Les conclusions de l’historien des idées débordent largement le seul texte de Garneau et portent tout autant sur l’inscription du trope de la pauvreté dans une certaine version de l’histoire québécoise, amplement relayée depuis la Révolution tranquille, que sur l’oblitération de cet héritage encombrant. Dans cette vulgate historique qui insiste sur la minorisation et l’aliénation du sujet québécois, s’impose le refrain bien connu de la domination coloniale qui mérite, à mon avis, d’être revisité à la lumière de travaux plus récents[12].

L’une des analyses les plus fortes et les plus exhaustives du « Mauvais pauvre » a été menée par Pierre Popovic qui, dès la première ligne de son texte, évoque sans trop s’y attarder l’épilogue de L’amour du pauvre de Jean Larose. Avant de m’attacher plus longuement à l’article de Popovic, je me propose de revenir brièvement au texte de Larose qui comporte une sommation à relire le fragment du journal de Garneau.
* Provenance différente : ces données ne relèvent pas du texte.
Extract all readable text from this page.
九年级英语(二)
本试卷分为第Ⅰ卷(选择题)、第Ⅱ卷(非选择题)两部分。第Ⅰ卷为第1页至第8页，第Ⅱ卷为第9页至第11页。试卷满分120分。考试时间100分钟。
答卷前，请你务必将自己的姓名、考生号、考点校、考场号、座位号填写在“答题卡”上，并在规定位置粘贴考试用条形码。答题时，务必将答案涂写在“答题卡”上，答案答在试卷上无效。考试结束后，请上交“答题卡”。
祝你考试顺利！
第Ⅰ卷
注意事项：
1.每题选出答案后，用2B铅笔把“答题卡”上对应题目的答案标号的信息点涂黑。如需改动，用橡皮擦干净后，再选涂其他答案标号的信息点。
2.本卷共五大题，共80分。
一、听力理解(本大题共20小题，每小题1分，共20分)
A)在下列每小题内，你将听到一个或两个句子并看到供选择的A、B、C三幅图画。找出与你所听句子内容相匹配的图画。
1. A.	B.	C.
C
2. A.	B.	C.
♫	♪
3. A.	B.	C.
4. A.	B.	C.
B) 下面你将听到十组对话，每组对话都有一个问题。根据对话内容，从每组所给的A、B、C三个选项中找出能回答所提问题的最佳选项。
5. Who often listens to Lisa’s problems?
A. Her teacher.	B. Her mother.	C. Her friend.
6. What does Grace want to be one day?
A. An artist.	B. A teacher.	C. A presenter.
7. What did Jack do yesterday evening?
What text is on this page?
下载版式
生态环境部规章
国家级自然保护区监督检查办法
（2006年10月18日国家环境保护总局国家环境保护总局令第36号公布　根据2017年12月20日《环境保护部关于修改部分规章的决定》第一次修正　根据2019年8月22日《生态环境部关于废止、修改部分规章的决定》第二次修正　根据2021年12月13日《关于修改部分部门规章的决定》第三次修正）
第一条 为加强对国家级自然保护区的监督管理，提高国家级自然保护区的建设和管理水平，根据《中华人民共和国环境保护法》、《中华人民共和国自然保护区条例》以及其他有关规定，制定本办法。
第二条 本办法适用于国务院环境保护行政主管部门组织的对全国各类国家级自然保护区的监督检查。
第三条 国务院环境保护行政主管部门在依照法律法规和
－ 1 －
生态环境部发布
Dans cet essai qui emprunte les allures d’un dialogue philosophique inspiré du Neveu de Rameau, l’auteur ne cesse de rebondir sur des questions d’appartenance culturelle, de rapport au territoire, tout en dessinant les contours d’une sorte de psyché québécoise et colonisée, marquée par une impuissance symbolique liée à la domination d’une culture matriarcale (constat traversant plusieurs des essais de Larose). Et le mauvais pauvre dans tout cela ? Usant d’un subterfuge narratif, Jean Larose reproduit le texte d’un certain C, Québécois illuminé, à demi-fou, éternel étudiant, croisé quelques fois à Paris. Ce texte, qui est empreint d’une « farouche pauvreté, toujours recommencée, d’être sur le point de tout comprendre[13] » porte sur l’oeuvre de Saint-Denys Garneau et se présente comme le prologue d’un livre non écrit « consista[nt] essentiellement en une analyse détaillée du mauvais pauvre, et sans faiblesse », qualifiée de « défi prométhéen[14] ». Les personnifications du Québec abondent dans l’épilogue de Larose, empruntent très librement à la psychanalyse et à une réflexion sur le refoulement sexuel dont auraient souffert nombre de Québécois.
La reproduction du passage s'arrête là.